Web-Angriff 3: XSS – die falsche Grösse…
Cross-Site-Scripting oder XSS (deutsch Webseitenübergreifendes Skripting) ist eine Variation der Injektion-Attacke. In diesem Fall wird schädlicher JavaScript-Code ins Backend der Webdatenbank eingeschleust. Zur Einschleusung werden verschiedene Mitteln benutzt, zum Beispiel ein Blogkommentar, eine Anzeige oder ein Video. XSS ist eine äusserst beliebte Angriffsvariante und wird u.a. dazu genutzt, um Malware zu verbreiten, Nutzer-Sessions zu kapern, illegales Material zu zeigen oder gar um Session-Cookies und Login-Credentials von Nutzern zu stehlen. Da das Bewusstsein für klassische SQL-Injection-Angriffe steigt und diese Angriffsschiene zunehmend abgeblockt wird, werden Cyberkriminelle vermehrt auf XSS setzen.

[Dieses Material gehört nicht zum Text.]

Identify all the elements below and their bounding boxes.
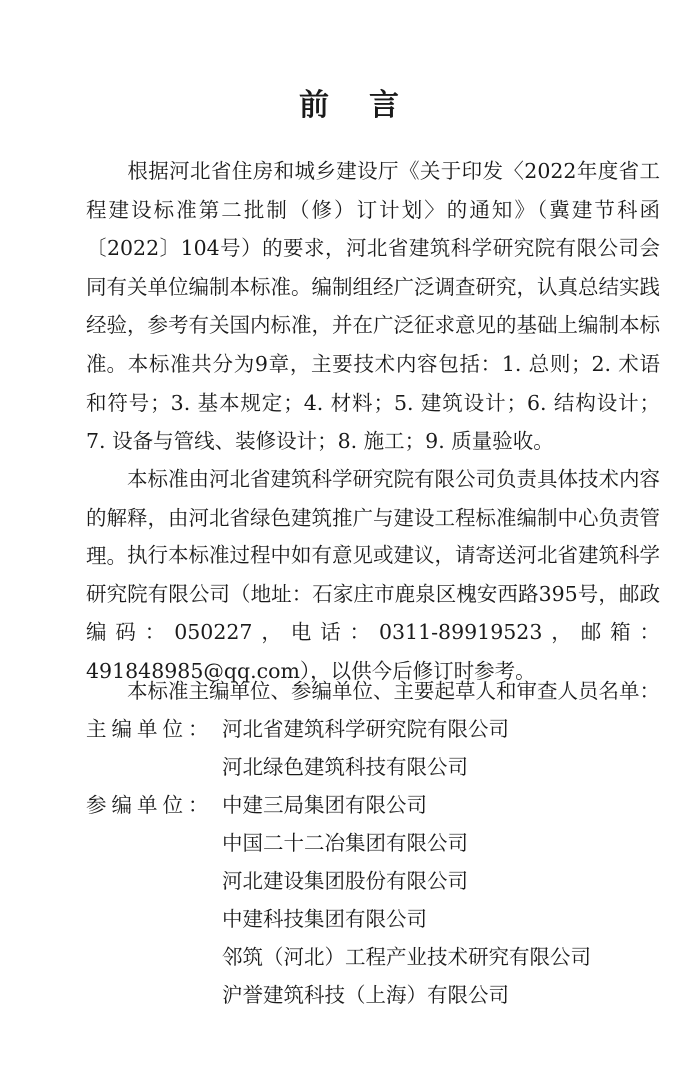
paragraph-contents xyxy=(86,345,660,461)
participating-unit-item: 中国二十二冶集团有限公司 xyxy=(222,831,468,855)
chief-unit-item: 河北绿色建筑科技有限公司 xyxy=(222,755,468,779)
participating-units-label: 参编单位： xyxy=(86,793,214,817)
paragraph-feedback xyxy=(86,536,660,690)
paragraph-basis-text: 根据河北省住房和城乡建设厅《关于印发〈2022年度省工程建设标准第二批制（修）订计划〉的通知》（冀建节科函〔2022〕104号）的要求，河北省建筑科学研究院有限公司会同有关单位编制本标准。编制组经广泛调查研究，认真总结实践经验，参考有关国内标准，并在广泛征求意见的基础上编制本标准。 xyxy=(86,159,660,376)
title-part-2: 言 xyxy=(369,88,401,123)
chief-unit-item: 河北省建筑科学研究院有限公司 xyxy=(222,717,509,741)
paragraph-contents-text: 本标准共分为9章，主要技术内容包括：1. 总则；2. 术语和符号；3. 基本规定；4. 材料；5. 建筑设计；6. 结构设计；7. 设备与管线、装修设计；8. 施工；9. 质量验收。 xyxy=(86,352,660,453)
paragraph-feedback-text: 执行本标准过程中如有意见或建议，请寄送河北省建筑科学研究院有限公司（地址：石家庄市鹿泉区槐安西路395号，邮政编码：050227，电话：0311-89919523，邮箱：491848985@qq.com），以供今后修订时参考。 xyxy=(86,543,660,683)
chief-units-label: 主编单位： xyxy=(86,717,214,741)
participating-unit-item: 沪誉建筑科技（上海）有限公司 xyxy=(222,983,509,1007)
paragraph-units-intro xyxy=(86,672,660,711)
participating-unit-item: 中建科技集团有限公司 xyxy=(222,907,427,931)
participating-unit-item: 中建三局集团有限公司 xyxy=(222,793,427,817)
page-title xyxy=(0,88,700,124)
participating-unit-item: 河北建设集团股份有限公司 xyxy=(222,869,468,893)
paragraph-units-intro-text: 本标准主编单位、参编单位、主要起草人和审查人员名单： xyxy=(127,679,660,703)
paragraph-interpretation-text: 本标准由河北省建筑科学研究院有限公司负责具体技术内容的解释，由河北省绿色建筑推广与建设工程标准编制中心负责管理。 xyxy=(86,467,660,568)
participating-unit-item: 邻筑（河北）工程产业技术研究有限公司 xyxy=(222,945,591,969)
title-part-1: 前 xyxy=(299,88,331,123)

Der Einsatz einer WAF gegen XSS ist eine gute Strategie, doch um wirklich effektiv zu sein, muss dies über alle Domains und Sub-Domains hinweg geschehen, weil sonst der XSS-Angriff einfach ein anderes Einfallstor findet – keine Türe darf offen stehen…

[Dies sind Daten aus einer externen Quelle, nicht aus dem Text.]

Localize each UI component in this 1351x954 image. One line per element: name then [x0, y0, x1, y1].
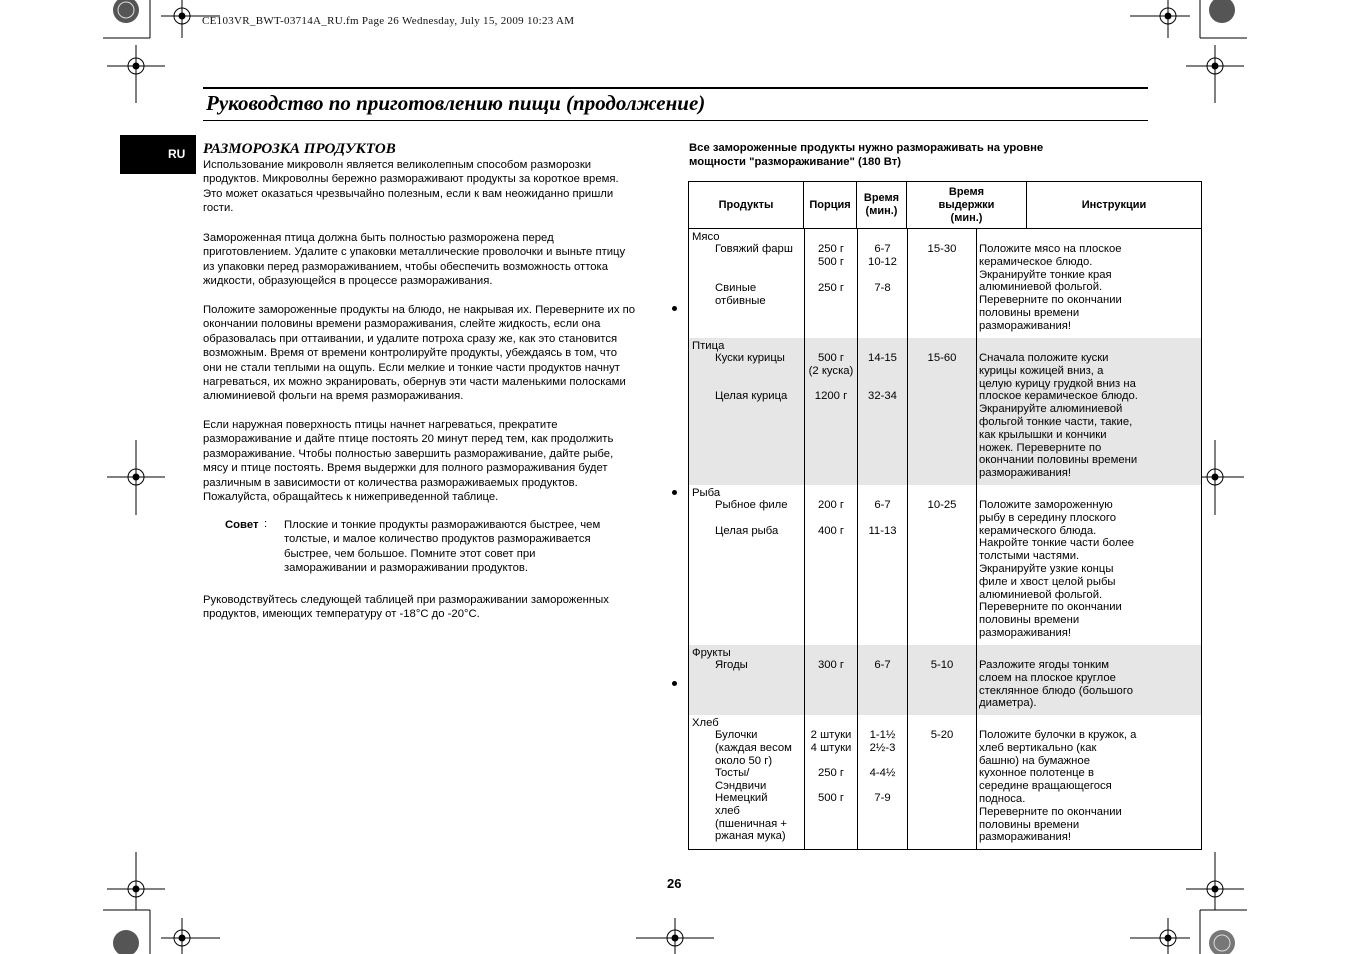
instructions: Положите мясо на плоское керамическое блюдо. Экранируйте тонкие края алюминиевой фольгой. Переверните по окончании половины времени размораживания! — [979, 243, 1122, 332]
paragraph-closing: Руководствуйтесь следующей таблицей при размораживании замороженных продуктов, имеющих температуру от -18°C до -20°C. — [203, 594, 609, 621]
product-name: Булочки (каждая весом около 50 г) — [715, 729, 792, 767]
section-title: РАЗМОРОЗКА ПРОДУКТОВ — [203, 141, 396, 157]
standing-time: 15-30 — [927, 243, 957, 255]
product-name: Целая рыба — [715, 525, 779, 537]
header-product: Продукты — [689, 182, 804, 229]
table-header-row — [689, 182, 1202, 229]
tip-text: Плоские и тонкие продукты размораживаются быстрее, чем толстые, и малое количество продуктов размораживается быстрее, чем большое. Помните этот совет при замораживании и размораживании продуктов. — [284, 519, 601, 575]
product-name: Ягоды — [715, 659, 748, 671]
product-name: Рыбное филе — [715, 499, 788, 511]
time: 11-13 — [868, 525, 897, 537]
portion: 500 г (2 куска) — [808, 352, 854, 377]
bullet-dot — [672, 490, 677, 495]
title-rule-bottom — [203, 120, 1148, 121]
product-name: Свиные отбивные — [715, 282, 766, 307]
time: 7-8 — [874, 282, 891, 294]
paragraph-poultry: Замороженная птица должна быть полностью разморожена перед приготовлением. Удалите с упаковки металлические проволочки и выньте птицу из упаковки перед размораживанием, чтобы обеспечить возможность оттока жидкости, образующейся в процессе размораживания. — [203, 232, 626, 288]
title-rule-top — [203, 87, 1148, 89]
page-number: 26 — [667, 876, 682, 891]
table-row — [689, 645, 1202, 715]
table-row — [689, 485, 1202, 645]
bullet-dot — [672, 681, 677, 686]
header-instructions: Инструкции — [1027, 182, 1202, 229]
page-title: Руководство по приготовлению пищи (продолжение) — [206, 91, 706, 115]
time: 1-1½ 2½-3 — [869, 729, 896, 754]
tip-label: Совет — [225, 519, 259, 531]
time: 4-4½ — [869, 767, 896, 779]
product-name: Целая курица — [715, 390, 788, 402]
standing-time: 15-60 — [927, 352, 957, 364]
category-label: Хлеб — [692, 717, 719, 729]
tip-colon: : — [264, 518, 268, 530]
time: 6-7 — [874, 499, 891, 511]
product-name: Тосты/ Сэндвичи — [715, 767, 767, 792]
table-row — [689, 338, 1202, 485]
portion: 250 г 500 г — [817, 243, 845, 268]
paragraph-placing: Положите замороженные продукты на блюдо, не накрывая их. Переверните их по окончании половины времени размораживания, слейте жидкость, если она образовалась при оттаивании, и удалите потроха сразу же, как это становится возможным. Время от времени контролируйте продукты, убеждаясь в том, что они не стали теплыми на ощупь. Если мелкие и тонкие части продуктов начнут нагреваться, их можно экранировать, обернув эти части маленькими полосками алюминиевой фольги на время размораживания. — [203, 304, 636, 403]
category-label: Фрукты — [692, 647, 731, 659]
time: 32-34 — [868, 390, 897, 402]
portion: 500 г — [817, 792, 845, 804]
time: 6-7 — [874, 659, 891, 671]
portion: 200 г — [817, 499, 845, 511]
standing-time: 5-20 — [930, 729, 954, 741]
instructions: Положите замороженную рыбу в середину плоского керамического блюда. Накройте тонкие части более толстыми частями. Экранируйте узкие концы филе и хвост целой рыбы алюминиевой фольгой. Переверните по окончании половины времени размораживания! — [979, 499, 1135, 639]
instructions: Положите булочки в кружок, а хлеб вертикально (как башню) на бумажное кухонное полотенце в середине вращающегося подноса. Переверните по окончании половины времени размораживания! — [979, 729, 1137, 844]
header-portion: Порция — [804, 182, 857, 229]
product-name: Куски курицы — [715, 352, 785, 364]
paragraph-intro: Использование микроволн является великолепным способом разморозки продуктов. Микроволны бережно размораживают продукты за короткое время. Это может оказаться чрезвычайно полезным, если к вам неожиданно пришли гости. — [203, 159, 619, 215]
standing-time: 5-10 — [930, 659, 954, 671]
category-label: Птица — [692, 340, 725, 352]
time: 6-7 10-12 — [868, 243, 897, 268]
defrost-table — [688, 181, 1202, 850]
category-label: Рыба — [692, 487, 721, 499]
header-time: Время (мин.) — [857, 182, 907, 229]
portion: 400 г — [817, 525, 845, 537]
portion: 250 г — [817, 767, 845, 779]
portion: 2 штуки 4 штуки — [810, 729, 852, 754]
portion: 1200 г — [814, 390, 848, 402]
instructions: Разложите ягоды тонким слоем на плоское круглое стеклянное блюдо (большого диаметра). — [979, 659, 1133, 710]
portion: 300 г — [817, 659, 845, 671]
language-tab: RU — [120, 135, 196, 174]
product-name: Немецкий хлеб (пшеничная + ржаная мука) — [715, 792, 788, 843]
file-header: CE103VR_BWT-03714A_RU.fm Page 26 Wednesday, July 15, 2009 10:23 AM — [202, 15, 575, 27]
category-label: Мясо — [692, 231, 720, 243]
table-intro: Все замороженные продукты нужно размораживать на уровне мощности "размораживание" (180 Вт) — [689, 142, 1044, 168]
instructions: Сначала положите куски курицы кожицей вниз, а целую курицу грудкой вниз на плоское керамическое блюдо. Экранируйте алюминиевой фольгой тонкие части, такие, как крылышки и кончики ножек. Переверните по окончании половины времени размораживания! — [979, 352, 1138, 480]
time: 7-9 — [874, 792, 891, 804]
table-row — [689, 715, 1202, 850]
time: 14-15 — [868, 352, 897, 364]
standing-time: 10-25 — [927, 499, 957, 511]
bullet-dot — [672, 306, 677, 311]
table-row — [689, 229, 1202, 339]
portion: 250 г — [817, 282, 845, 294]
paragraph-overheat: Если наружная поверхность птицы начнет нагреваться, прекратите размораживание и дайте птице постоять 20 минут перед тем, как продолжить размораживание. Чтобы полностью завершить размораживание, дайте рыбе, мясу и птице постоять. Время выдержки для полного размораживания будет различным в зависимости от количества размораживаемых продуктов. Пожалуйста, обращайтесь к нижеприведенной таблице. — [203, 419, 614, 504]
product-name: Говяжий фарш — [715, 243, 793, 255]
header-standing: Время выдержки (мин.) — [907, 182, 1027, 229]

Das Open Web Application Security Project OWASP führt XSS-Angriffe auf Platz 3 in der Top-Ten-Liste der Sicherheitslücken. Ein neuer Vektor ist bekannt unter dem Begriff Malvertising. Beim Malvertising missbraucht ein Cyberkrimineller eine Online-Werbeanzeige oder ein Video, um Schadcode in das Gerät des Nutzers zu schleusen. Dies gelingt indem Schwachstellen im Browser oder in Software wie Adobe Flash ausgenutzt werden. Dies wird immer mehr zum Problem. Googles Double Click Netzwerk wurde kürzlich infiziert und musste sich in der Folge von über 350 Millionen «bösen Werbungen» befreien. XSS-Angriffe werden oft mit der «drive by download» Methode kombiniert. Dabei wird ein Nutzer automatisch (ohne Zutun des Nutzers) auf eine betrügerische Website umgeleitet, wenn eine infizierte Werbeanzeige erscheint. Typischerweise nutzt ein „drive by download“ ein Exploit-Kit wie Angler Toolkit, um Schwachstellen auf dem Gerät des Nutzers aufzuspüren und es mit Malware zu infizieren.
Web-Angriffe auf Distanz halten
Die drei geschilderten Arten von Attacken auf die Webapplikationssicherheit sind Teil einer komplexen Mischung von Vektoren und Akteuren, die ihren Vorteil über Softwareschwachstellen, Injection-Methoden und Social Engineering suchen. Die Aufzählung ist natürlich alles andere als vollständig, denn es gibt viele Arten von Angriffsmethoden und ohne Zweifel werden weitere dazukommen. Viele Angriffe auf Webanwendungen setzen die eine oder andere Form von Nutzerinteraktion voraus. Diese kann sich auf einer Benutzeroberfläche abspielen oder über Phishing E-Mails manifestieren, die Nutzer auf eine gefälschte Website locken. Berührungspunkte, die Menschen involvieren, müssen bei Web-basierten Angriffen immer berücksichtigt werden.
Webapplikationsbedrohungen gehören zu unserer Alltagerfahrung, die mit unserem offenen Internet zu tun hat, das uns eine Fülle von Services für das Allgemeinwohl bietet. Doch wir können diese Bedrohungen beherrschen und zwar durch waches Gewahrsein, Ausbildung und die richtigen Abwehrmassnahmen, wie sie im Text geschildert wurden. Wir können unser offenes Web schützen. Wesentlichen Anteil an unserer Abwehr haben Werkzeuge und Methoden wie Web Application Firewalls, sorgfältig umgesetzte Credential Policies sowie risiko-angepasste Authentisierungsprozesse. Dies schafft nicht nur eine sicherere Umgebung für die eigene Organisation, sondern erhöht auch die Sicherheit für alle, die mit unseren Services in Kontakt kommen.